Some lawyers view their roles as problem-solvers and, as such, seek to de-escalate conflict whenever appropriate while always providing diligent representation. Even these lawyers need to fight hard when dealing with untrustworthy adversaries. But they do so only when needed.
The culture in some practice communities is generally adversarial. Acting tough is the default and the norm, not something that lawyers do to deal with a few exceptionally problematic cases.

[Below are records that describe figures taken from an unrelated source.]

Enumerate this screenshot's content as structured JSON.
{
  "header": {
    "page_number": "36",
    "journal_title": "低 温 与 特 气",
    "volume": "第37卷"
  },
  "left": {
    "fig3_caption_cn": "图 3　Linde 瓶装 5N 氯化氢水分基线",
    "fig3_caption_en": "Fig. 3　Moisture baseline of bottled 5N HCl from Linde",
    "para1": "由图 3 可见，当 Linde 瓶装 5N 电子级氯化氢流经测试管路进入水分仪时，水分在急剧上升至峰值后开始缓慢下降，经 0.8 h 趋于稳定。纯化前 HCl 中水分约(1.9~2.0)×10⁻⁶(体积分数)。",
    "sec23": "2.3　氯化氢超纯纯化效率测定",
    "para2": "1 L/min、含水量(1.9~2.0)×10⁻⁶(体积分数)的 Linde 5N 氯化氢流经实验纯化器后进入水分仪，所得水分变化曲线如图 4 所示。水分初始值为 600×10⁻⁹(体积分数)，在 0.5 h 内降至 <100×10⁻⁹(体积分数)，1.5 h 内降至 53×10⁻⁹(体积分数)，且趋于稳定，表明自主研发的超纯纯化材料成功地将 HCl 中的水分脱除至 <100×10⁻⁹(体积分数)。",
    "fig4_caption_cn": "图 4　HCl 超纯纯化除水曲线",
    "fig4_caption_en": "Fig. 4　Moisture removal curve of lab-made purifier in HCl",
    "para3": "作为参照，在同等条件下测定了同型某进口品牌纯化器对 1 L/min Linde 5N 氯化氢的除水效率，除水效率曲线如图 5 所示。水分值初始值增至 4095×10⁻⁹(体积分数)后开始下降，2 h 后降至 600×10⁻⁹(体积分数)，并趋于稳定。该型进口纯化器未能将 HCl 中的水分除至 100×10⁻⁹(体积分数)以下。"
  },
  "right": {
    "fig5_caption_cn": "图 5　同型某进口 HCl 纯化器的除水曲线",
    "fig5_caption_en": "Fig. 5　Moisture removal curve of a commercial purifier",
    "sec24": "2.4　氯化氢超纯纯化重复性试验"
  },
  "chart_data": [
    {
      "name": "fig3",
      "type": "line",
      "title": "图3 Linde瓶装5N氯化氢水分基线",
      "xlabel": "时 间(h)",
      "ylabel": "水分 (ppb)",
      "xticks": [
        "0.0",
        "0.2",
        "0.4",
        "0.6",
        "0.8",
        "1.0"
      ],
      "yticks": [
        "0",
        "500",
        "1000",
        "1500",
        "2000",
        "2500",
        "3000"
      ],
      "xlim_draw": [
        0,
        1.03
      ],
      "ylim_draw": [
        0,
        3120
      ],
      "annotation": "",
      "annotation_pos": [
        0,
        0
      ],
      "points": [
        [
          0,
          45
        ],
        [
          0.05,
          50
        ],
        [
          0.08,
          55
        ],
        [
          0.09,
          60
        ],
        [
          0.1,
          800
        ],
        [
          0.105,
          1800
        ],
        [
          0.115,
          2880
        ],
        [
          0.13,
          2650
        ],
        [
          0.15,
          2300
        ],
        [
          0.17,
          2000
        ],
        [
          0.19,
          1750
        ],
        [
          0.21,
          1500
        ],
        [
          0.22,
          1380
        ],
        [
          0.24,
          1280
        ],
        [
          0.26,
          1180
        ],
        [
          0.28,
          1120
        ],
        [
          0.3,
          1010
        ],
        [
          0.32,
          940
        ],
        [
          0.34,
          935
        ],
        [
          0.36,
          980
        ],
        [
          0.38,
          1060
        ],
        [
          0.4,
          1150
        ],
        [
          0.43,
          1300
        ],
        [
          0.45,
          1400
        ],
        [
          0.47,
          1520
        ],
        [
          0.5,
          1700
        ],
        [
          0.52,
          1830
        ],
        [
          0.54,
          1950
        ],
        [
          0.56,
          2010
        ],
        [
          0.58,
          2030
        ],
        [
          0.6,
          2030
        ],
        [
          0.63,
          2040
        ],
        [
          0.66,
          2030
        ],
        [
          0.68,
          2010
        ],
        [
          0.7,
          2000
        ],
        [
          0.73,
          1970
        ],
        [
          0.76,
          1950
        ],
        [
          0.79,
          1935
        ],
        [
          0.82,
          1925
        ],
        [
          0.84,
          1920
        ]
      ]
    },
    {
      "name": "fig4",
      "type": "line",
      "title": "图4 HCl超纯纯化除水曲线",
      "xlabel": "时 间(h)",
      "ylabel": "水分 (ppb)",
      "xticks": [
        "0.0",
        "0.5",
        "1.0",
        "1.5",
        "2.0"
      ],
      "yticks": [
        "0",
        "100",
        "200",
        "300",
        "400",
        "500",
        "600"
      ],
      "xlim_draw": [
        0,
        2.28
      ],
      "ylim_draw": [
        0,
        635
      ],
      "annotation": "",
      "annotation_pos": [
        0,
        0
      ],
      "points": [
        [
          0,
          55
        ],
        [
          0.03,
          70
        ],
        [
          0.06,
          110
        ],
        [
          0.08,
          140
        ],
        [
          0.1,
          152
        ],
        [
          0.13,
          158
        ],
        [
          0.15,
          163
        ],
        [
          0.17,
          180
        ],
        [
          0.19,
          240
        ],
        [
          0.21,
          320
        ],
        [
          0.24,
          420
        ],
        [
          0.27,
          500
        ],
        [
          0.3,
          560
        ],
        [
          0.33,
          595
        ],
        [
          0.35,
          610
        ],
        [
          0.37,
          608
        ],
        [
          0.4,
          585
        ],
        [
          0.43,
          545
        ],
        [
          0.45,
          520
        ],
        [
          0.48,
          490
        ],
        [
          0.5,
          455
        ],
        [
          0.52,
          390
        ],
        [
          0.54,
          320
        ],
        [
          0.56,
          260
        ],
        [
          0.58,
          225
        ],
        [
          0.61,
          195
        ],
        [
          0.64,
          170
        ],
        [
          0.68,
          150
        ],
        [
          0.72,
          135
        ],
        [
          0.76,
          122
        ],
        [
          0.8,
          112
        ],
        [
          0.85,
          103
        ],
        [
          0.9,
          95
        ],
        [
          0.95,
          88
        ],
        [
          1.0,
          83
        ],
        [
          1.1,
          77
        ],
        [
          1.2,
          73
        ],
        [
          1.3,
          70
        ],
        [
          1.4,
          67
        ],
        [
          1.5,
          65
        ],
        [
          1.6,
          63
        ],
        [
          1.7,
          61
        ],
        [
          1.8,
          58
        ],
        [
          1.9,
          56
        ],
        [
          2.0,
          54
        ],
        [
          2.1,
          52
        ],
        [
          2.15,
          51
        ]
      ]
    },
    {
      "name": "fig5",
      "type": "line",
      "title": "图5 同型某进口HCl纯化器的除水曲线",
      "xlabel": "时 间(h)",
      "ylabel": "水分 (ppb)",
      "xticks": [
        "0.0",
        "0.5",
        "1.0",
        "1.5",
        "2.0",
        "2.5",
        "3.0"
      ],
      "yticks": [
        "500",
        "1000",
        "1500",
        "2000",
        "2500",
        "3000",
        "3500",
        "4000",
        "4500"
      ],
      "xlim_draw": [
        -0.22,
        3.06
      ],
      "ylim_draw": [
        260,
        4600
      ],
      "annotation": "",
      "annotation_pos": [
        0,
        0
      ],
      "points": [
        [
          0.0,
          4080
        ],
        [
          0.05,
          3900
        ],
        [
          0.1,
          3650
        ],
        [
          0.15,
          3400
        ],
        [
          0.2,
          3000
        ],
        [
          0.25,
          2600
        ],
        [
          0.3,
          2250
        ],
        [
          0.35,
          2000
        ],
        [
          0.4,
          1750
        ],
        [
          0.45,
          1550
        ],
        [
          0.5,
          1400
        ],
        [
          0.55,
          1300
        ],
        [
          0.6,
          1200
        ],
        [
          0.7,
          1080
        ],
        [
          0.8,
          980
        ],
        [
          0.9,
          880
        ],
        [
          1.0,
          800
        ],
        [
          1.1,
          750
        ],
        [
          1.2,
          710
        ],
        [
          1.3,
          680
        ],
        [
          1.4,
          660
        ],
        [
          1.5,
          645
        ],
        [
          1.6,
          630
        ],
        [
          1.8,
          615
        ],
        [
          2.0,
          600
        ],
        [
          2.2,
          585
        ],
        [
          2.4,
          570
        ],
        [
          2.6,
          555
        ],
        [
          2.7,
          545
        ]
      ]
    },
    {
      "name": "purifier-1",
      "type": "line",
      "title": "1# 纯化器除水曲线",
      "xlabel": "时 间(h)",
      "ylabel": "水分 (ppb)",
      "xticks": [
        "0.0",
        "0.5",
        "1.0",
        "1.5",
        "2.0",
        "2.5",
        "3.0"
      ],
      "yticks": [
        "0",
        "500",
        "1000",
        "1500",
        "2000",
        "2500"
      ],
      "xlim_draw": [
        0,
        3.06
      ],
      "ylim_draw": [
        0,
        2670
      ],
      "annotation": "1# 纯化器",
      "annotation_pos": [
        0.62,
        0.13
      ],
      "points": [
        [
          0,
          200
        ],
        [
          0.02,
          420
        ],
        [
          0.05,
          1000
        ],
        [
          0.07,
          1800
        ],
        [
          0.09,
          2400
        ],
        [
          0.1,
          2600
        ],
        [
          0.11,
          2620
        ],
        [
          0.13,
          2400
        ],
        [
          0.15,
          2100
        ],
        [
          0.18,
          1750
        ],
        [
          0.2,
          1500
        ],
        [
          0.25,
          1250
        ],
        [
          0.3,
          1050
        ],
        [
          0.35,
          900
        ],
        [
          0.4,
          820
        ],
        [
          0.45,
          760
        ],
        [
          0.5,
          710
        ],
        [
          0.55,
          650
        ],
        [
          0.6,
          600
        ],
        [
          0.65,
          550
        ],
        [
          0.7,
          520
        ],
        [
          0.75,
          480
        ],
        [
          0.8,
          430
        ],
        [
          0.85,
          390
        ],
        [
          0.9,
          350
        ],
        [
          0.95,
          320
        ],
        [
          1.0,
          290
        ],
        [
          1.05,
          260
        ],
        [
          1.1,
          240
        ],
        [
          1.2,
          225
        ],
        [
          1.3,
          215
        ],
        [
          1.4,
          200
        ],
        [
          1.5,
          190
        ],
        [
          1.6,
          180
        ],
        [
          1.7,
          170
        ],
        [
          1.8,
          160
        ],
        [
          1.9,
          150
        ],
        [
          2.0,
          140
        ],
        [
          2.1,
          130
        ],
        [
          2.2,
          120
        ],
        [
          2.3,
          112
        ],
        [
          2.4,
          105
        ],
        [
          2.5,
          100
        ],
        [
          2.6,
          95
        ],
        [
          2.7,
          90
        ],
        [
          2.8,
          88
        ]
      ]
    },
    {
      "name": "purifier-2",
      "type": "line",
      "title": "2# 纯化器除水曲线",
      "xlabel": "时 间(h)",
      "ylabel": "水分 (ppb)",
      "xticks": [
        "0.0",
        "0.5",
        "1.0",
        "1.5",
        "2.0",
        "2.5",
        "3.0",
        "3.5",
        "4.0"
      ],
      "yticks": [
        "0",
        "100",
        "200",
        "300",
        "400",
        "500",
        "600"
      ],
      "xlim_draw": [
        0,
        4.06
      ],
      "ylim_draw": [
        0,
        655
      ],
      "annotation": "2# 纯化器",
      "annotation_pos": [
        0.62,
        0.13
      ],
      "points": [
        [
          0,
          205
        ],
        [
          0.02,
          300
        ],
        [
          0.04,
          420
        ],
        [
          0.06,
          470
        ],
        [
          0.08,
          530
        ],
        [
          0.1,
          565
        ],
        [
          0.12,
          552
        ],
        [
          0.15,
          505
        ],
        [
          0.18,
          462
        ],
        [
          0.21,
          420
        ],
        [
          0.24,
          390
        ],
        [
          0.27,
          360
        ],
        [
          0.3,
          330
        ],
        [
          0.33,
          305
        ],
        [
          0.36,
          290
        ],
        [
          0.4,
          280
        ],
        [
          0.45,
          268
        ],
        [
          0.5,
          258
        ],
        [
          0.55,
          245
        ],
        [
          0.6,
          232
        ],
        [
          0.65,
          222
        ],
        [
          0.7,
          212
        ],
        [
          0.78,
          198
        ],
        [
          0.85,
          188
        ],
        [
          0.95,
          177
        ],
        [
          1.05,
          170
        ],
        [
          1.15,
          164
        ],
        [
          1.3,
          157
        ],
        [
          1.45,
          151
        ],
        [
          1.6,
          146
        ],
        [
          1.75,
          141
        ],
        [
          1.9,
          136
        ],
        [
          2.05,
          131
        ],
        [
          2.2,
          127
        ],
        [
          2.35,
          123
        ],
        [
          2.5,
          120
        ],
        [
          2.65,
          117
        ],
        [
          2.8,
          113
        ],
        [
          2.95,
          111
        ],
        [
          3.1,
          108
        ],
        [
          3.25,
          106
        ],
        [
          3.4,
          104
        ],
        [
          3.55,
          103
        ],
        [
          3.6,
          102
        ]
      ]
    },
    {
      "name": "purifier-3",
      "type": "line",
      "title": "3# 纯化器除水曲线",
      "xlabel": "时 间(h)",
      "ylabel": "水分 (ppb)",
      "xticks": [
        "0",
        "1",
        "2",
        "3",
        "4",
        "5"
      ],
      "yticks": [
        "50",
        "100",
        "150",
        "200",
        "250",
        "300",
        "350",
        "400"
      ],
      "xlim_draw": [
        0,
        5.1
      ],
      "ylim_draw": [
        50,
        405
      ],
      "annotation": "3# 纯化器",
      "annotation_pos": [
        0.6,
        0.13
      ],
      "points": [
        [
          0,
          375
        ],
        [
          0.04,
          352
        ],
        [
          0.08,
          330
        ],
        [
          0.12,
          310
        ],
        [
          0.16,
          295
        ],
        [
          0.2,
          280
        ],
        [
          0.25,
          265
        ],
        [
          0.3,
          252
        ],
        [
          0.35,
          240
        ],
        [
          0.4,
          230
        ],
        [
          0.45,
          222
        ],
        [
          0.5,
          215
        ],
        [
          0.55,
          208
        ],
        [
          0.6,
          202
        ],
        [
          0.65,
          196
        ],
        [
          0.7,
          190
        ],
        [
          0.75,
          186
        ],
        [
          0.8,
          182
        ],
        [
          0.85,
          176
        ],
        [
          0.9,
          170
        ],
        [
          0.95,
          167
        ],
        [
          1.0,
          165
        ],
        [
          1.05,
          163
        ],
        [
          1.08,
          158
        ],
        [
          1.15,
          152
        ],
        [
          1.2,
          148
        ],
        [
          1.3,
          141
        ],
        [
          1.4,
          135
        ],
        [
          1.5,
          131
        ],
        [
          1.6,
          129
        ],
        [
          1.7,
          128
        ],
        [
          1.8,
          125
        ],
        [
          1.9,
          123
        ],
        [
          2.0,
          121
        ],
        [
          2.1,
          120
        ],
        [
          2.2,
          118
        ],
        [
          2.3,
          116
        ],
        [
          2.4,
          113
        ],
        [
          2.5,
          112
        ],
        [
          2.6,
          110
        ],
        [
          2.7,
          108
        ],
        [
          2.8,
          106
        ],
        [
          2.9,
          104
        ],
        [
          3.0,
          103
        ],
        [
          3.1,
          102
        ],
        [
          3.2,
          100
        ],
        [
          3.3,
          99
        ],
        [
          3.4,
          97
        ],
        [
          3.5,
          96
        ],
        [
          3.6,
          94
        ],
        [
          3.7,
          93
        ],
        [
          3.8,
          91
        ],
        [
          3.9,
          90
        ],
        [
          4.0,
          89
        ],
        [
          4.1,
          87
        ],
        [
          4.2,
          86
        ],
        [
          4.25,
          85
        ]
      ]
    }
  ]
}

This culture seems unnecessary and counterproductive both for clients and lawyers. I believe that changing this culture would substantially improve lawyers’ well-being. This is not merely being civil, which is good but doesn’t fundamentally change lawyers’ approach to their work. Rather, this involves a legal culture where problem-solving is the norm for the way that lawyers serve their clients. My book on lawyering with planned early negotiation is one of many efforts encouraging this approach.
As with changes in legal education, changing legal practice culture is not easy nor a complete solution to the problems. But I think that seeking such changes is worth the effort. Hopefully, such changes would produce better education and client service – with the side-effects of improving law students’ and lawyers’ well-being.